Tfree=2*pi*((8*l^2)/(9*g*l))^(1/2)
To find the period of a pendulum, we can use the equation:
T = 2π√(I/mgd)
where T is the period, I is the moment of inertia, m is the mass, g is acceleration due to gravity, and d is the distance of the center of mass from the pivot point.
For a physical pendulum, the moment of inertia is given by:
I = Icm + mR^2
where Icm is the moment of inertia of the disc about its center of mass, and mR^2 is the moment of inertia of the rod about its pivot point.

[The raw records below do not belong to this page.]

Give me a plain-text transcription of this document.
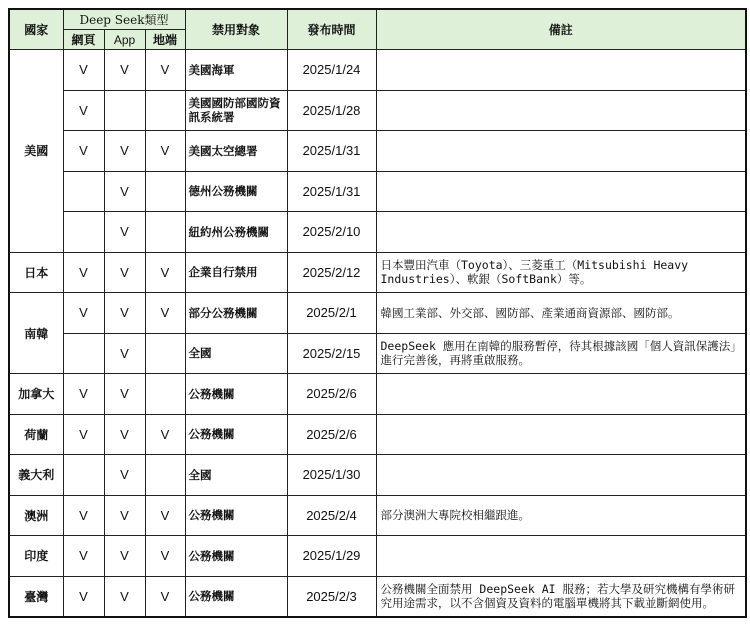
國家	Deep Seek類型			禁用對象	發布時間	備註
	網頁	App	地端			
美國	V	V	V	美國海軍	2025/1/24	
	V			美國國防部國防資訊系統署	2025/1/28	
	V	V	V	美國太空總署	2025/1/31	
		V		德州公務機關	2025/1/31	
		V		紐約州公務機關	2025/2/10	
日本	V	V	V	企業自行禁用	2025/2/12	日本豐田汽車（Toyota）、三菱重工（Mitsubishi Heavy Industries）、軟銀（SoftBank）等。
南韓	V	V	V	部分公務機關	2025/2/1	韓國工業部、外交部、國防部、產業通商資源部、國防部。
		V		全國	2025/2/15	DeepSeek 應用在南韓的服務暫停，待其根據該國「個人資訊保護法」進行完善後，再將重啟服務。
加拿大	V	V		公務機關	2025/2/6	
荷蘭	V	V	V	公務機關	2025/2/6	
義大利		V		全國	2025/1/30	
澳洲	V	V	V	公務機關	2025/2/4	部分澳洲大專院校相繼跟進。
印度	V	V	V	公務機關	2025/1/29	
臺灣	V	V	V	公務機關	2025/2/3	公務機關全面禁用 DeepSeek AI 服務；若大學及研究機構有學術研究用途需求，以不含個資及資料的電腦單機將其下載並斷網使用。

(a) For small angles of oscillation, we can assume that the center of mass of the pendulum stays at a fixed distance from the pivot point. Therefore, the distance d is equal to the length of the rod, l. The moment of inertia of the disc about its center of mass and the moment of inertia of the rod about its pivot point can be calculated using the known formulas.
Icm = (1/2)mR^2
mR^2 = (1/3)mR^2 (for a rod rotating about one of its ends)
Substituting these values into the equation for the period, we get:
Tfixed = 2π√((1/2)mR^2 + (1/3)mR^2)/(mgl)
Simplifying this expression, we have:
Tfixed = 2π√((5/6)mR^2)/(mgl)
Tfixed = 2π√((5/6)R^2)/(gl)
So, the period of the pendulum for small angles of oscillation is Tfixed = 2π√((5/6)R^2)/(gl).
(b) If the disc is mounted to the rod by a frictionless bearing so that it is perfectly free to spin, the moment of inertia changes. In this case, the moment of inertia of the disc about its center of mass and the moment of inertia of the rod about its pivot point are added as they are no longer fixed together.
Icm = (1/2)mR^2
mR^2 = (1/3)mR^2
Substituting these values into the equation for the period, we get:
Tfree = 2π√((1/2)mR^2 + (1/3)mR^2)/(mgl)
Simplifying this expression, we have:
Tfree = 2π√((5/6)mR^2)/(mgl)
Tfree = 2π√((5/6)R^2)/(gl)
So, the new period of oscillation when the disk is mounted to the rod by a frictionless bearing is Tfree = 2π√((5/6)R^2)/(gl).